Nesse sentido, dos 13.360 guerrilheiros que aderiram ao pacto de Havana, 12.642 continuam em processo de reintegração à vida civil e permanecem na vontade de contribuir para a verdade, a justiça e a reparação, destacou o deputado.
Porém, dos mais de 700 que não constam mais dos registros do governo, 230 foram assassinados, segundo a Fuerza Alternativa Revolucionaria del Común, (FARC), partido nascida do Acordo; outros desapareceram por morte natural e o resto a Agência de Reincorporação e Normalização (ARN) não tem nenhum vestígio de seu paradeiro, disse ele.
No que diz respeito ao sistema de justiça transicional, alguns dados da Justiça Especial para a Paz (JEP) permitem estabelecer que sete macro-documentos foram priorizados com base em 271 denúncias de vítimas e entidades do Estado, disse o ex-vereador de Bogotá.
Até ao momento 12.591 pessoas já se submeteram ao JEP, das quais 9.759 são ex-combatentes das FARC (77,5 por cento do número total de participantes no processo), 2.713 da Força Pública, 107 agentes do Estadual e 12 de protesto social.
Dos 2.059 militares submetidos ao JEP, 1.529 obtiveram benefícios legais e 104 membros da Força Pública compareceram para contar a verdade, explicou.
Acrescentou à Prensa Latina que o Ministério Público encaminhou 103.224 inquéritos ao JEP, relacionados com o conflito armado, entre os quais 2.311 contra terceiros civis como patrocinadores da guerra.
‘Apesar dos benefícios do Acordo, o atraso na sua implementação é preocupante.
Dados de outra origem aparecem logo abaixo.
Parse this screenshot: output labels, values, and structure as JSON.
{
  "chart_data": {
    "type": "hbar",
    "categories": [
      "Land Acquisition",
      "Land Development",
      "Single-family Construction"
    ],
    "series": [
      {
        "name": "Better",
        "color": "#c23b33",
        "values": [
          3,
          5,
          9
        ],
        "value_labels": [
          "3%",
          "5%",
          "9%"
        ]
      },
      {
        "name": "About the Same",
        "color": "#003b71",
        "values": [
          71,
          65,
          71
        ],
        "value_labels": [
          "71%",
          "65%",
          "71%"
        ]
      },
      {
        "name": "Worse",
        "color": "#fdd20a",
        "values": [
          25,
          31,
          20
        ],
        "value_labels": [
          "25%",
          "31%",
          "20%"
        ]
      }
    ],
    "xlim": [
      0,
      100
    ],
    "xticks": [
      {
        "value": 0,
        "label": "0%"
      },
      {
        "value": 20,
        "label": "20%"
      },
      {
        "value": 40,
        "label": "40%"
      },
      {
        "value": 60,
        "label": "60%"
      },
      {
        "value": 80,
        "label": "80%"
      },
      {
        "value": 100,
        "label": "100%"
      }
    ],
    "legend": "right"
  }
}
Por exemplo, para a Procuradoria-Geral da Nação, no seu segundo relatório entregue ao Congresso, em março de 2020, apenas 60 por cento dos compromissos do Plano Quadro de Implementação (PMI) do Acordo de Paz, que deveria ser executado entre 2017 e 2019’, afirmou.
Nesse sentido, apenas para citar uma das defasagens mais importantes, o Programa Nacional de Substituição Integral Lavoura (PNIS) havia vinculado inicialmente 99.097 famílias e o governo nacional se limitou a atendê-las em 56 municípios, não vinculando uma única família mais, Sanguino lamentou. As mais de 188 mil famílias que assinaram acordos coletivos não foram atendidas, de modo que cerca de 52 por cento das que manifestaram sua vontade não entraram no programa, disse ele.
Ele explicou que a falta de financiamento do programa é a maior dificuldade, de acordo com as resoluções de destinação de recursos do Ministério da Fazenda e Crédito Público.
O PNIS foi atribuído 510 bilhões de pesos (139.207.713 dólares) em 2017, 459.070 milhões de pesos (cerca de 126.352.819 dólares) em 2018, 300.799 milhões de pesos (cerca de 82.579 mil dólares) em 2019 e 191 bilhões de pesos (52.575 mil dólares) em 2020.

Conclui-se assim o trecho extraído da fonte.